Exhumation means removing the remains or ashes of a deceased person from the ground, whether they have been buried or cremated.
Possible reasons you wish to exhume remains include:
- to move the remains from the original grave site to a new grave
- deepen an existing grave for a further burial
- send them for cremation
You will need permission of the owner of the Exclusive Rights of Burial. It is possible that the owner may be deceased and in the grave, in which case you will need the authorisation from the next of kin. This may be more than one person. For example, all surviving children of the owner have the same rights to the grave, it does not automatically transfer or fall to the oldest sibling
When you have the correct permission from the owner, you will need to contact the burial authority and request their permission. You will also need to find out if the burial took place in consecrated ground. If so, you will need to contact the diocese (the church authority) with your request. There is a fee whether or not your request is granted.

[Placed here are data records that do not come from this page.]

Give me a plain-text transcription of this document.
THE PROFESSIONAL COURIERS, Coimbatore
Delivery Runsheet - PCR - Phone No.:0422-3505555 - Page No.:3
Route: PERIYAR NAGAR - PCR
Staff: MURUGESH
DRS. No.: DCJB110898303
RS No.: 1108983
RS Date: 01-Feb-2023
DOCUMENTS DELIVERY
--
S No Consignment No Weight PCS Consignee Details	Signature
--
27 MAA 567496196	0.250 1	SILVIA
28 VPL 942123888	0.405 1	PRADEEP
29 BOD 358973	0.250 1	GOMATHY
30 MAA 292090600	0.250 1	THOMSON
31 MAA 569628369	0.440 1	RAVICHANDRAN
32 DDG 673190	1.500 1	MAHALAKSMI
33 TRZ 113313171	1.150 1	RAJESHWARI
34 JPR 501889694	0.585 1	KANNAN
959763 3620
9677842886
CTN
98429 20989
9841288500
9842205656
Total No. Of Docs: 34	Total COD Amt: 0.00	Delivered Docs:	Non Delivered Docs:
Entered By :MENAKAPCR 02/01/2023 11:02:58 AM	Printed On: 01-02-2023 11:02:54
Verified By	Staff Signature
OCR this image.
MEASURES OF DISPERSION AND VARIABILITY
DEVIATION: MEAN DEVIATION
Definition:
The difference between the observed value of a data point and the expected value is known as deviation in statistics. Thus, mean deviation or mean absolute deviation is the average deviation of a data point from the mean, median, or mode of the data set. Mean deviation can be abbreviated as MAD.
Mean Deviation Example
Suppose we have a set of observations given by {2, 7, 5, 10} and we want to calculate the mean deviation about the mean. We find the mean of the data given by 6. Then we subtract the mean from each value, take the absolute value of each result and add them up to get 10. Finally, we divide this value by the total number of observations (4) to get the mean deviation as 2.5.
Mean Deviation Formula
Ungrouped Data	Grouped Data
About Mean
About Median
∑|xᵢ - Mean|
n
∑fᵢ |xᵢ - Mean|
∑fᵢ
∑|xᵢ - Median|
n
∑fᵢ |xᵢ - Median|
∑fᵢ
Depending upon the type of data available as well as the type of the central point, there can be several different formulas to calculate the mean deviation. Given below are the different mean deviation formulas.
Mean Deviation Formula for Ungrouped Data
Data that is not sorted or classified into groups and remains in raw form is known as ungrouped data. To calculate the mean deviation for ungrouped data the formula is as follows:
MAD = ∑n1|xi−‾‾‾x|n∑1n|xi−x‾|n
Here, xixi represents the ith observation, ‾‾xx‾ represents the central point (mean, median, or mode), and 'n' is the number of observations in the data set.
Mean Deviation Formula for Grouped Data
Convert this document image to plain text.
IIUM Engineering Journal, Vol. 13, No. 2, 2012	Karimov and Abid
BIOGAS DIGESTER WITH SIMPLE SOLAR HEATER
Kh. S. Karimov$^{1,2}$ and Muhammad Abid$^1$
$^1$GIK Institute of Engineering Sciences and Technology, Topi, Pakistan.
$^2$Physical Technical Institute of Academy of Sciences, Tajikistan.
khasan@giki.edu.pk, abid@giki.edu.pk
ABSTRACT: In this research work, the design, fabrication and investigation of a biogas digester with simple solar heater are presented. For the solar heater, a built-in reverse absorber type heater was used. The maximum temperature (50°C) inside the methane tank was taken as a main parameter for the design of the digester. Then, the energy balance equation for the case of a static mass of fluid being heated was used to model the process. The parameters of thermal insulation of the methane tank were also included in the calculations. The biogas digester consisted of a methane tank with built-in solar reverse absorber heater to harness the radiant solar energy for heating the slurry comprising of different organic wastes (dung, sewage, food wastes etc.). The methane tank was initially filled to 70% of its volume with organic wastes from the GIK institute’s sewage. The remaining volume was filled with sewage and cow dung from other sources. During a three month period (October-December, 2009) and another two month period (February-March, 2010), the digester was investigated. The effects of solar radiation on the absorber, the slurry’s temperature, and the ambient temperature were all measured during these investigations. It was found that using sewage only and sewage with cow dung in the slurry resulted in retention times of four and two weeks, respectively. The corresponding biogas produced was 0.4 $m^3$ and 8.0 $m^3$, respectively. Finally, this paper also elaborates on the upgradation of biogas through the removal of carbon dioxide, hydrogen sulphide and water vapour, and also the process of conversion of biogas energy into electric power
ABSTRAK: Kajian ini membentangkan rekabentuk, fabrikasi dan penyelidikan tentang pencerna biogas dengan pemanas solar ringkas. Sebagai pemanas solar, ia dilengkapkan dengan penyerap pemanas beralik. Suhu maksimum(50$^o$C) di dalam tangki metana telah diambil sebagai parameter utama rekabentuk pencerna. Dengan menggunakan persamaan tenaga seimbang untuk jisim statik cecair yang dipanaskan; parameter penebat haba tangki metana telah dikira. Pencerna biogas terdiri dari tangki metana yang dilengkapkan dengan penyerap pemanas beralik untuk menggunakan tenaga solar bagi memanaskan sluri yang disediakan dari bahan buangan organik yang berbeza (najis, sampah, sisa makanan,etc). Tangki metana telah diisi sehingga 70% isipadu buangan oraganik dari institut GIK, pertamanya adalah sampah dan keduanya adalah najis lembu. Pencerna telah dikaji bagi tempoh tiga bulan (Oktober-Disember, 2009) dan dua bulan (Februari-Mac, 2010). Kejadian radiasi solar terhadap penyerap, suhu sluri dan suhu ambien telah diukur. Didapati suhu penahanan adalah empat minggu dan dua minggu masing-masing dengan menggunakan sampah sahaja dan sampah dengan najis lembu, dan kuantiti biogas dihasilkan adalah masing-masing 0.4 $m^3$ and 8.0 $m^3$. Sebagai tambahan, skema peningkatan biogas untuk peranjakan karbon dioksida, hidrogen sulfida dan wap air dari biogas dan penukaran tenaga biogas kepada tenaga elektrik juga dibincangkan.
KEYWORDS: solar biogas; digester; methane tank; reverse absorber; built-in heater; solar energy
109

You will need to complete an application for exhumation which must be signed by the burial authority. This application is submitted to the Ministry of Justice for consent. There is no charge. But there may be a fee to pay the burial authority and you will need to check this with them.
When authorisation is granted by all relevant parties, an exhumation licence will be issued confirming that the exhumation can take place.
The exhumation will be carried out either late at night or in the early hours of the morning before the burial grounds are open to the public. You can choose to be present, but this is not always recommended.
Once the exhumation has taken place, the remains will be transferred into a new casket before being transported to their new destination.